Depois de serem admitidas na AR, as petições são distribuídas a uma ou várias comissões, de acordo com a natureza das questões que solicitam, e é nomeado um deputado relator, que fará o relatório final. A lei define que a comissão tem 30 dias para analisar a petição, prazo que é prorrogável; durante esse tempo os deputados podem pedir esclarecimentos, ouvir cidadãos, ou fazer outro tipo de diligências. Depois de aprovado o relatório, existe um prazo de 60 dias para levar a petição a plenário, mas só petições a partir de 4000 assinaturas, ou cujo relatório assim o indique, sobem a plenário. Todas as petições com mais de 2000 assinaturas obrigam à audição dos peticionários e à publicação da petição em Diário da República.

Instituições bloquearam
exercício de cidadania
A petição de Carlos Fogaça pertence ao conjunto de 157 petições que estão pendentes, algumas em discussão, outras à espera da oportunidade de chegar a plenário.
O deputado do PS Osvaldo Castro, presidente da Comissão de Assuntos Constitucionais, Direitos, Liberdades e Garantias, afirma que nem sempre é possível cumprir o prazo de 60 dias para levar petições a plenário, devido à sobrecarregada agenda da AR, que não permite agendar petições com frequência. E reconhece que, pelo menos na sua comissão, se tem verificado um aumento gradual do número de petições, sublinhando que os portugueses conhecem cada vez melhor os seus direitos.
Oito meses depois da entrada na AR, um dos pontos da petição contra o encerramento da D. João de Castro deixou de ter relevância.
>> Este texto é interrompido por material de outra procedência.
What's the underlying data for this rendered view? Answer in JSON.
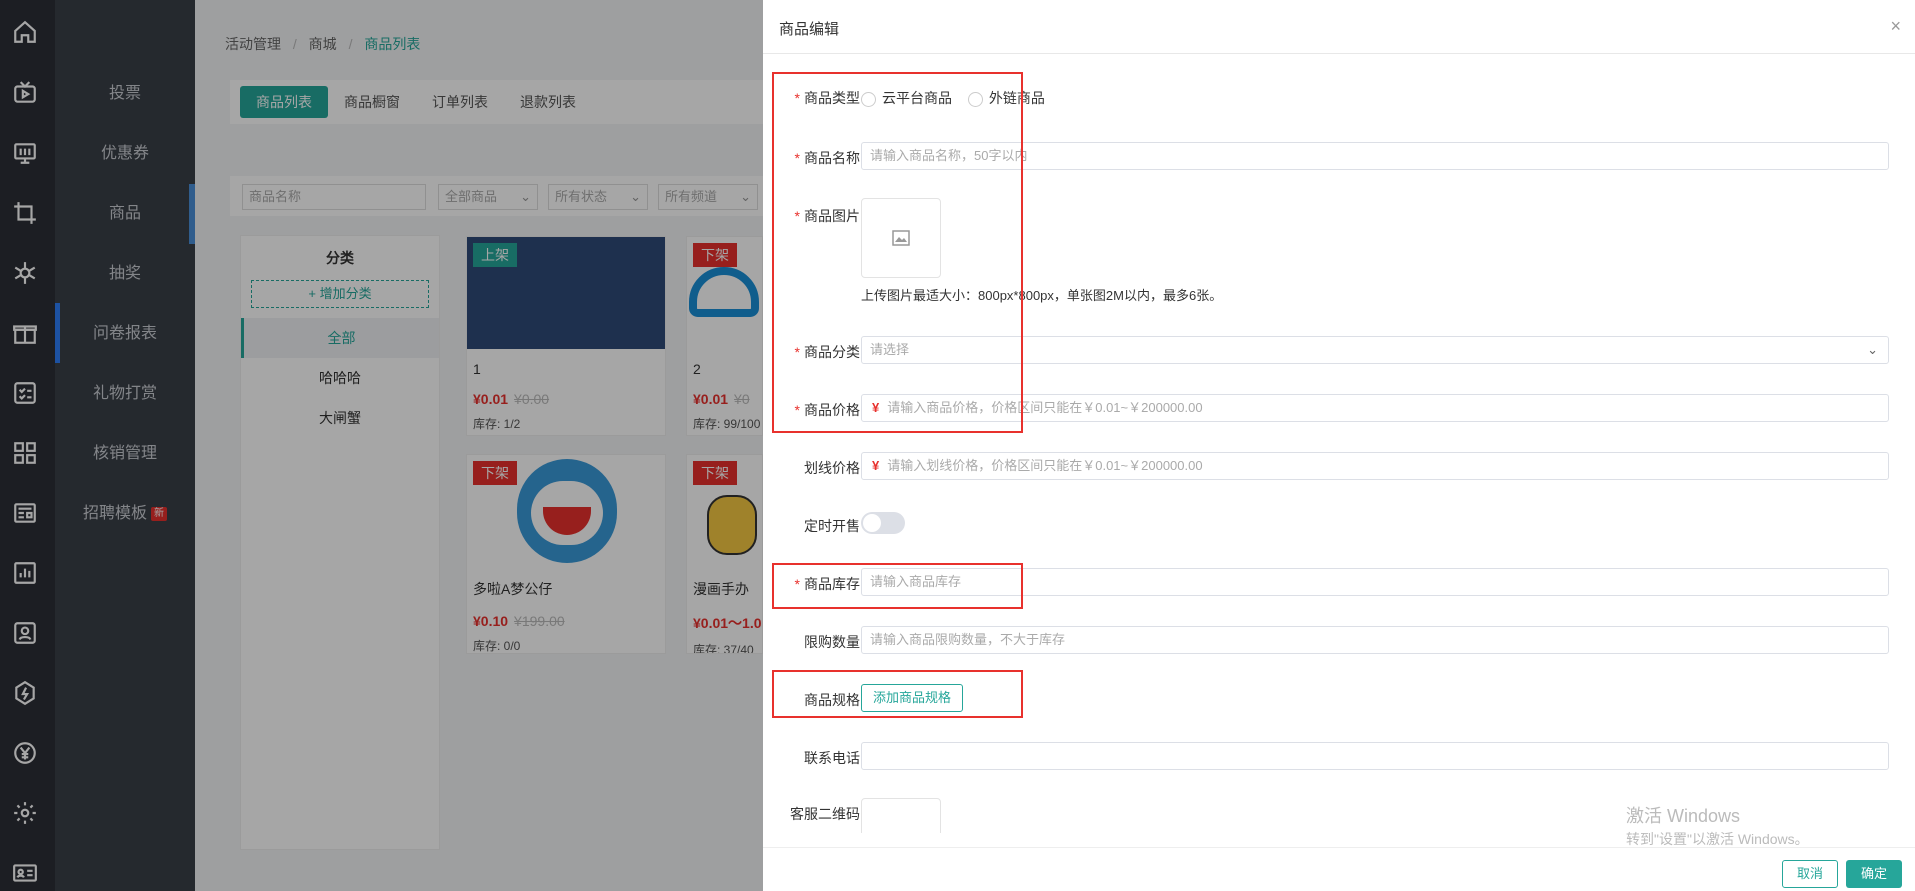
{
  "menu": {
    "items": [
      "投票",
      "优惠券",
      "商品",
      "抽奖",
      "问卷报表",
      "礼物打赏",
      "核销管理",
      "招聘模板"
    ],
    "new_badge": "新"
  },
  "breadcrumb": [
    "活动管理",
    "商城",
    "商品列表"
  ],
  "breadcrumb_sep": "/",
  "tabs": [
    "商品列表",
    "商品橱窗",
    "订单列表",
    "退款列表"
  ],
  "filters": {
    "name_placeholder": "商品名称",
    "all_goods": "全部商品",
    "all_status": "所有状态",
    "all_channels": "所有频道"
  },
  "category": {
    "title": "分类",
    "add": "+ 增加分类",
    "items": [
      "全部",
      "哈哈哈",
      "大闸蟹"
    ]
  },
  "cards": [
    {
      "tag": "上架",
      "name": "1",
      "price": "¥0.01",
      "orig": "¥0.00",
      "stock": "库存: 1/2"
    },
    {
      "tag": "下架",
      "name": "2",
      "price": "¥0.01",
      "orig": "¥0",
      "stock": "库存: 99/100"
    },
    {
      "tag": "下架",
      "name": "多啦A梦公仔",
      "price": "¥0.10",
      "orig": "¥199.00",
      "stock": "库存: 0/0"
    },
    {
      "tag": "下架",
      "name": "漫画手办",
      "price": "¥0.01～1.0",
      "orig": "",
      "stock": "库存: 37/40"
    }
  ],
  "drawer": {
    "title": "商品编辑",
    "close": "×",
    "required_mark": "*",
    "type_label": "商品类型",
    "type_options": [
      "云平台商品",
      "外链商品"
    ],
    "name_label": "商品名称",
    "name_placeholder": "请输入商品名称，50字以内",
    "image_label": "商品图片",
    "image_hint": "上传图片最适大小：800px*800px，单张图2M以内，最多6张。",
    "category_label": "商品分类",
    "category_placeholder": "请选择",
    "price_label": "商品价格",
    "price_symbol": "¥",
    "price_placeholder": "请输入商品价格，价格区间只能在￥0.01~￥200000.00",
    "strike_label": "划线价格",
    "strike_placeholder": "请输入划线价格，价格区间只能在￥0.01~￥200000.00",
    "timed_label": "定时开售",
    "stock_label": "商品库存",
    "stock_placeholder": "请输入商品库存",
    "limit_label": "限购数量",
    "limit_placeholder": "请输入商品限购数量，不大于库存",
    "spec_label": "商品规格",
    "spec_button": "添加商品规格",
    "phone_label": "联系电话",
    "qr_label": "客服二维码",
    "cancel": "取消",
    "confirm": "确定"
  },
  "watermark": {
    "line1": "激活 Windows",
    "line2": "转到\"设置\"以激活 Windows。"
  }
}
Os peticionários pediam a "revogação da deliberação de suspensão das actividades lectivas da escola", mas, entretanto, o Governo encerrou-a.
"As instituições bloquearam o exercício da cidadania", afirma Carlos Fogaça, para criticar o tempo que a petição que subscreveu levou a subir ao plenário. E sublinha que a demora do Parlamento acaba por contrariar a ideia de participação cívica. "Não há eleições nenhumas em que os partidos políticos não façam um apelo ao voto e à participação dos cidadãos na vida política. E não há programa de governo que não transporte essa mesma ideia, mas sempre que assumem o poder, a cidadania passa a figura de estilo".